In prior blog posts (here) and (here), I discussed the application of the IRC Section 6651 failure-to-file penalty to an electronically-filed tax return. On August 2nd, a U.S. District Court in Tennessee took on the issue directly and ruled against a taxpayer holding that the U.S. Supreme Court decision in United States v. Boyle is applicable even when the tax return is filed electronically.
Kristin Intress and Patrick Steffen, wife and husband (“Plaintiffs), hired a professional tax preparer to file their 2014 Form 1040. Plaintiffs were out of the country around April 15, 2015 and asked the preparer to file an extension. On April 15th, the return preparer completed the Form 4868, Application for Automatic Extension of Time to File U.S. Individual Tax Return, for filing and queued up the document through e-file software. However, the preparer mistakenly failed to hit “send” and the Form 4868 was never received by the IRS. The error was discovered in October 2015 when the preparer was filing the Plaintiffs’ tax return. Thereafter, the IRS assessed a $120,607.27 failure-to-file penalty which the Plaintiffs paid after exhausting their administrative remedies. In March 2017, Plaintiffs filed a Form 843 asking the IRS to abate and refund the penalty amount. After the IRS denied the request to abate and refund, the Plaintiffs filed a refund suit in U.S. District Court claiming the penalty should be abated because the Plaintiffs acted with reasonable cause in relying on the paid return preparer and there was no willful neglect. The Plaintiffs argued that the Boyle holding is inapplicable to the modern IRS e-filing system, because it was decided in an era of exclusively paper tax filing. In Boyle, the U.S. Supreme Court held that a taxpayer has a non-delegable duty to comply with a deadline and cannot simply rely on his advisor to do so.

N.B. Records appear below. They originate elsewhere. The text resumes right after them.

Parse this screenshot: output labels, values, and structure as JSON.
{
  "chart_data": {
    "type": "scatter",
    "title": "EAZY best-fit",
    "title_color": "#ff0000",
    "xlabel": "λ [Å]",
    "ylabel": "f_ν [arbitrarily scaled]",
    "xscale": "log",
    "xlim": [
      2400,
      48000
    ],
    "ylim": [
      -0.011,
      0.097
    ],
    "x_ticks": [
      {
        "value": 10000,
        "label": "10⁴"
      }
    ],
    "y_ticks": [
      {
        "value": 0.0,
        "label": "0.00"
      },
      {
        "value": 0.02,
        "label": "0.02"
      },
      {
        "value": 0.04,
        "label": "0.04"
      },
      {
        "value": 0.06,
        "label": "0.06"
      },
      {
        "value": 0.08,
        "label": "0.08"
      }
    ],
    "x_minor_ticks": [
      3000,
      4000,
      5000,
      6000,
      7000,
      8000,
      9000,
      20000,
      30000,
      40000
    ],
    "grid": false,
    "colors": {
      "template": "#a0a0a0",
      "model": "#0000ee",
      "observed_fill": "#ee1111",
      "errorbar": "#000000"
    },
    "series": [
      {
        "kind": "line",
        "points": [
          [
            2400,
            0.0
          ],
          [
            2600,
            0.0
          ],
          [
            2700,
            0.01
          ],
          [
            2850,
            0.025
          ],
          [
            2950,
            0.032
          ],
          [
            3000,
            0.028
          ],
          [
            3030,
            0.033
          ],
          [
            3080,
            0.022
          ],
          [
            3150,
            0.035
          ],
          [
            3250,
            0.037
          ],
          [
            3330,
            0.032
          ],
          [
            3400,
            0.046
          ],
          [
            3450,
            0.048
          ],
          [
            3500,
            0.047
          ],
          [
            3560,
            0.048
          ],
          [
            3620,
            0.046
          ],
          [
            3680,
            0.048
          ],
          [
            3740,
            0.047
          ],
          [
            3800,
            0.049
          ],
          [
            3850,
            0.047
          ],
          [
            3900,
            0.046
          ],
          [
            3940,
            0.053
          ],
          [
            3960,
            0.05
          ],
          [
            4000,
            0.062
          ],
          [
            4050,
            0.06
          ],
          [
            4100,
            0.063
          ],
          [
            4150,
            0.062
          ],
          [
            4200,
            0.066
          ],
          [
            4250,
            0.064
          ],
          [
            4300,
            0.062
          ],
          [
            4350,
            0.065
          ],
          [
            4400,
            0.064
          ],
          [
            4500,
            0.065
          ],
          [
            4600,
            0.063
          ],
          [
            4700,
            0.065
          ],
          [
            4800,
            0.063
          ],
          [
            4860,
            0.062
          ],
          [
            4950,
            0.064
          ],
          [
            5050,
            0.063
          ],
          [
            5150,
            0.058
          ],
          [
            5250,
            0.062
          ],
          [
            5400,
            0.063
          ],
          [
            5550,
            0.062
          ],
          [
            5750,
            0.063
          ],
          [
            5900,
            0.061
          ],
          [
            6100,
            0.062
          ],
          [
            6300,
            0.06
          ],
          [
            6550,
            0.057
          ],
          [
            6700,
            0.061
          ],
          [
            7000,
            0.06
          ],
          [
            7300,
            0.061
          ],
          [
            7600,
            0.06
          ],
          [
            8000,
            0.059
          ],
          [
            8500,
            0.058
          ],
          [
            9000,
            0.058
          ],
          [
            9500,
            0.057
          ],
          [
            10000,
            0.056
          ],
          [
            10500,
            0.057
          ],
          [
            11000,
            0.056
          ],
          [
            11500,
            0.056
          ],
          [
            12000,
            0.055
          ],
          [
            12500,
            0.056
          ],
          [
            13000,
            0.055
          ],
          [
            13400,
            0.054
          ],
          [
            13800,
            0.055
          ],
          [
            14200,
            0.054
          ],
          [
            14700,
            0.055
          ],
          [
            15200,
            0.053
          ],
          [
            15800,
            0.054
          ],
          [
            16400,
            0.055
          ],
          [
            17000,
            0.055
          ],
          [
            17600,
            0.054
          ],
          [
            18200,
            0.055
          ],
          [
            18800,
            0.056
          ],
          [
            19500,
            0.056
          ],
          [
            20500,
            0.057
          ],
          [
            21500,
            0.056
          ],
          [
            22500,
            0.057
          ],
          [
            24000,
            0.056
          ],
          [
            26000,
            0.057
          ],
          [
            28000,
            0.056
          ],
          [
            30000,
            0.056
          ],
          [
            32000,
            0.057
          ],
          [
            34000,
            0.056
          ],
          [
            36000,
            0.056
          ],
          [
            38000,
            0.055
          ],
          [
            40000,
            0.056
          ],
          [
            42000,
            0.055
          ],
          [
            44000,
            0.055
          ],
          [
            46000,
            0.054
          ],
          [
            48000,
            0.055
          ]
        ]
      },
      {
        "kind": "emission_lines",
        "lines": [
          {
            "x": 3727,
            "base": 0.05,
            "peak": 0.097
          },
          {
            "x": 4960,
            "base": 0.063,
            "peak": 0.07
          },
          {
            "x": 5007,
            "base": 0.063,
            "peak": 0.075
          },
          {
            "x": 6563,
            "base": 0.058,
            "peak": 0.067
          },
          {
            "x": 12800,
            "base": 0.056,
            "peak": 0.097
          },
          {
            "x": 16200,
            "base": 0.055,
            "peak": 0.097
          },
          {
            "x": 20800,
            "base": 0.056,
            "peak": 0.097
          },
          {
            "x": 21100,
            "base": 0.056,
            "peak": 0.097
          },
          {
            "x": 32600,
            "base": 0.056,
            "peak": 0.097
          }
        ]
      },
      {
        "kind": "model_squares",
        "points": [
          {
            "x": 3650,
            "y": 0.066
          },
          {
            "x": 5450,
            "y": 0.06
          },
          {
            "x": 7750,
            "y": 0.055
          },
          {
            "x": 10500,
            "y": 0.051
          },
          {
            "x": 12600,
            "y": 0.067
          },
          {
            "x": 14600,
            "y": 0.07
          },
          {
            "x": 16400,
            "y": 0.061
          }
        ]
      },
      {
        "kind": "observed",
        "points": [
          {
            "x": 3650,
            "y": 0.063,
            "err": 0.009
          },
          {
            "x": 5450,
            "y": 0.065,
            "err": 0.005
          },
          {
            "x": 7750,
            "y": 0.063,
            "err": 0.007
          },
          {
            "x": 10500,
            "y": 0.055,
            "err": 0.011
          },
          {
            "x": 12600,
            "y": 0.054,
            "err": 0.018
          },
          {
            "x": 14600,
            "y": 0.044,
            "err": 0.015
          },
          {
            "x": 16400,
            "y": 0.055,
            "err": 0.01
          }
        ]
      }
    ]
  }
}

Although the judge seemed to be sympathetic to the Plaintiffs’ situation in the Tennessee case, he ruled in the government’s favor. The court said that, although most tax returns are filed electronically, “taxpayers are not obligated to use tax preparation services. Even if certain classes of tax return preparers are now required to use e-file software, it is just as true today as it was in 1985 that a person… can prepare returns personally … and an individual filing his own return is not required to use e-file software…[t]he decision to use [a return preparer required to use e-file software] is within the taxpayer’s control.” The court added that the Plaintiffs’ legal theory “will be much more plausible if and when the IRS requires all returns to be e-filed or the paper filing process becomes so cumbersome as to transcend ‘ordinary business care and prudence.’” In denying the Plaintiffs’ claim that the IRS should have abated the penalty under the First Time Abatement program, the court noted that the program is a form of administrative, not judicial, relief.
As discussed in the earlier blog posts, the same issue was before the court in Haynes v. United States. In Haynes, the government prevailed at the district court and the taxpayer appealed the decision to the 5th Circuit. When the case was returned to the district court by the 5th Circuit for additional consideration, the IRS unilaterally refunded the penalty to the taxpayers. It would not be surprising if the taxpayers in the Tennessee case appeal the decision against them, so this is probably not the end of the story.